For conventional EM, ultrathin (80-100 nm) sections were post-stained with uranyl acetate and lead salts prior to imaging using a JEOL JEM 1200EX transmission EM operated at 80kV. The negatives were digitized at 1800 dpi using a Nikon CoolScan system, giving an image size of 4033 × 6010 pixel array and a pixel resolution of 1.77 nm. For electron microscope tomography, semi-thick sections of optic nerve/chiasm from mice of each genotype were cut at a thickness of 400-500 nm. Sections were then stained for 30 minutes in 2% aqueous uranyl acetate, followed by 15 minutes in lead salts. Fiduciary cues consisting of 10 nm and 20 nm colloidal gold particles were deposited on opposite sides of the section. For each reconstruction, a series of images at regular tilt increments was collected with a JEOL JEM 4000EX intermediate voltage EM operated at 400 kV. The specimens were irradiated before initiating a tilt series to limit anisotropic specimen thinning during image collection. Tilt series were recorded on film at 6,000X magnification with an angular increment of 2° from −60° to +60° about an axis perpendicular to the optical axis of the microscope using a computer-controlled goniometer to increment accurately the angular steps. The illumination was held to near parallel beam conditions and optical density maintained constant by varying the exposure time. The IMOD package (Mastronarde, 1997) was used for rough alignment with the fine alignment and reconstruction was performed using the TxBR package (NCMIR, UCSD, La Jolla, CA) (Lawrence et al., 2006). .
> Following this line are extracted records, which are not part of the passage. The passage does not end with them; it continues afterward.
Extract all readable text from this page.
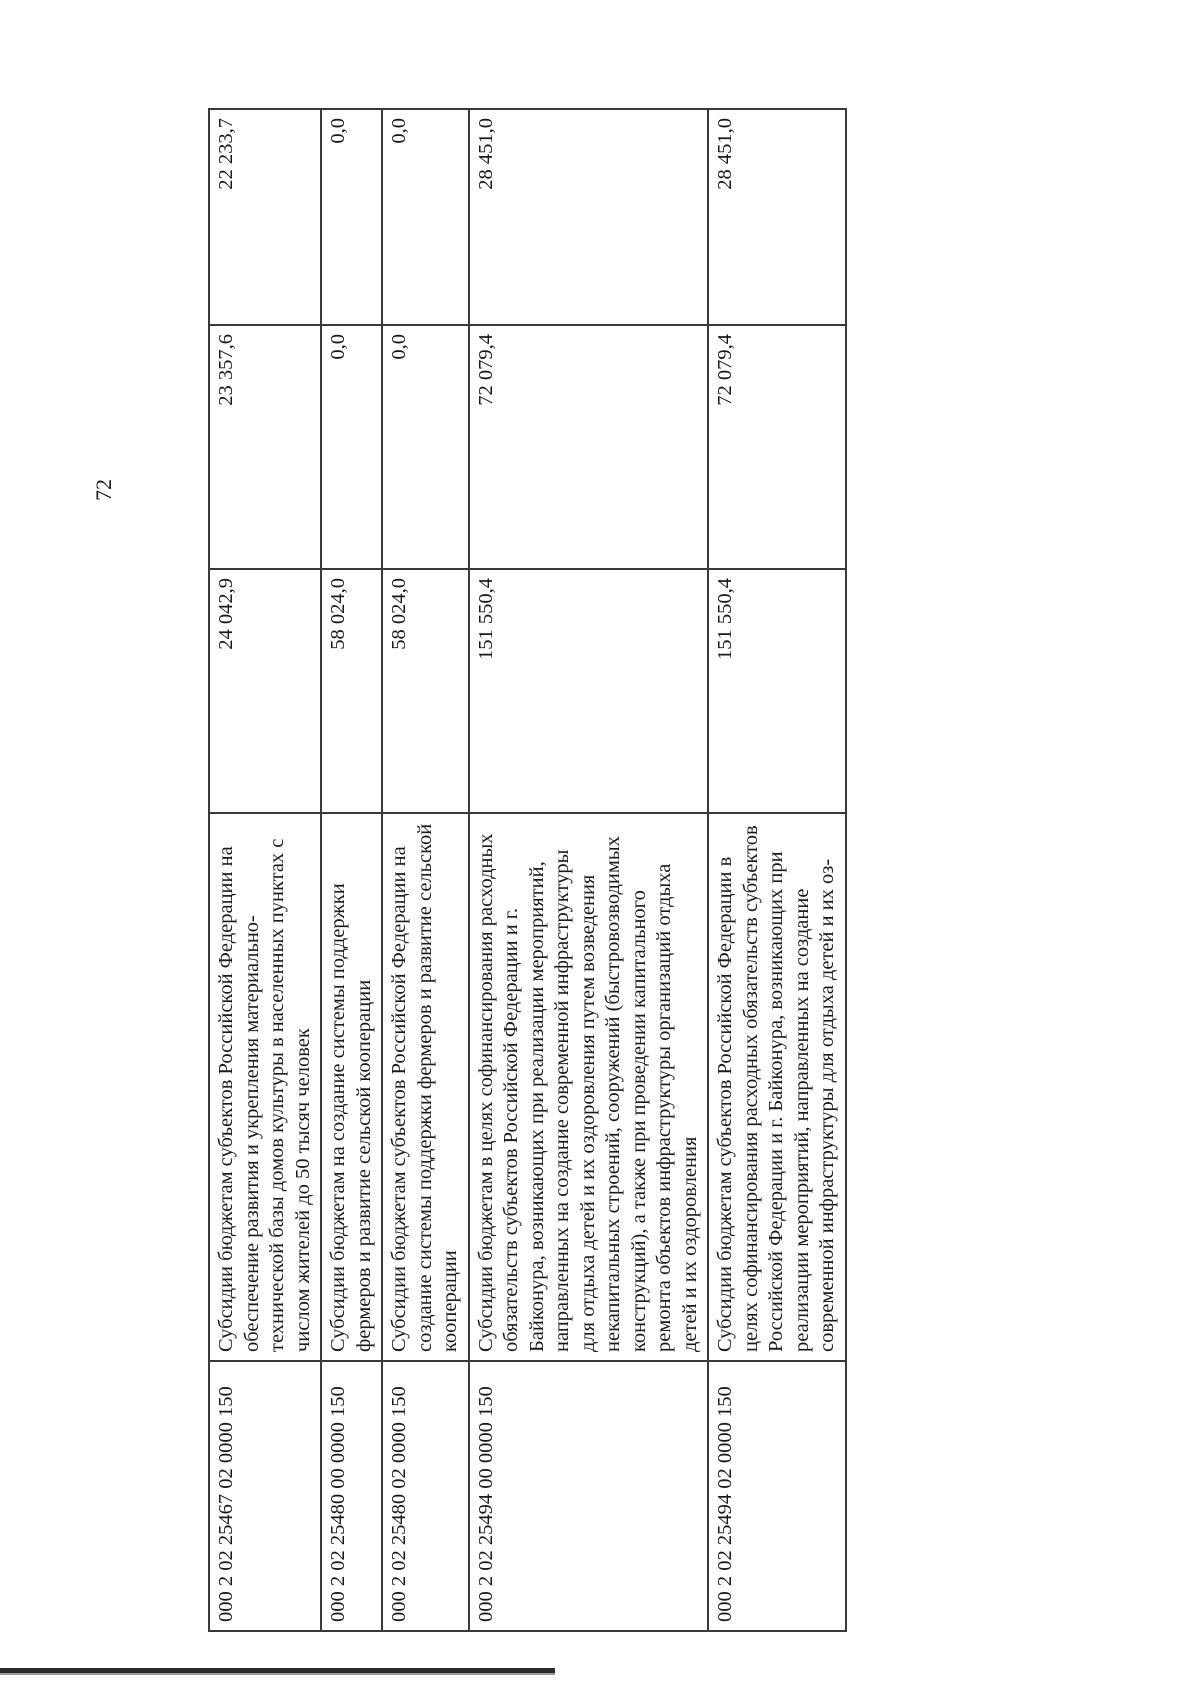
72
000 2 02 25467 02 0000 150	Субсидии бюджетам субъектов Российской Федерации на обеспечение развития и укрепления материально-технической базы домов культуры в населенных пунктах с числом жителей до 50 тысяч человек	24 042,9	23 357,6	22 233,7
000 2 02 25480 00 0000 150	Субсидии бюджетам на создание системы поддержки фермеров и развитие сельской кооперации	58 024,0	0,0	0,0
000 2 02 25480 02 0000 150	Субсидии бюджетам субъектов Российской Федерации на создание системы поддержки фермеров и развитие сельской кооперации	58 024,0	0,0	0,0
000 2 02 25494 00 0000 150	Субсидии бюджетам в целях софинансирования расходных обязательств субъектов Российской Федерации и г. Байконура, возникающих при реализации мероприятий, направленных на создание современной инфраструктуры для отдыха детей и их оздоровления путем возведения некапитальных строений, сооружений (быстровозводимых конструкций), а также при проведении капитального ремонта объектов инфраструктуры организаций отдыха детей и их оздоровления	151 550,4	72 079,4	28 451,0
000 2 02 25494 02 0000 150	Субсидии бюджетам субъектов Российской Федерации в целях софинансирования расходных обязательств субъектов Российской Федерации и г. Байконура, возникающих при реализации мероприятий, направленных на создание современной инфраструктуры для отдыха детей и их оз-	151 550,4	72 079,4	28 451,0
Retrograde Labeling of Retinal Ganglion Cells

One week prior to euthanasia, FluoroGold (1 μl/injection; Fluorochrome Inc., Englewood, CO) diluted in saline was microinjected bilaterally into the superior colliculi of anesthetized mice with a mixture of ketamine (Fort Dodge Animal Health) and xylazine (Vedeco Inc.) in a stereotactic apparatus, as previously described (Kim et al., 2004). Fluoro-Gold is taken up by the axon terminals of RGC neurons and transported retrogradely to the cell bodies in the retina (Selles-Navarro et al., 1996). The FluoroGold in the RGC neurons persists for at least 3 weeks without significant fading or leakage (Dong et al., 1996). Mosaic image arrays from retinal flat-mounts (n=6 retinal flat-mounts/mice/group) were captured under an Olympus spinning disk confocal microscope (Olympus America Inc., Center Valley, PA) equipped with a high-precision closed loop XY stage and closed loop Z control with commercial mosaic acquisition software from MicroBrightField (MBF Bioscience Inc., Williston, VT) modified by us (Chow et al., 2006, Price et al., 2006). The microscope was equipped with a high-resolution CCD camera for high-speed mosaic acquisition. Images were stored in Photoshop files (Adobe Systems Inc., San Jose, CA).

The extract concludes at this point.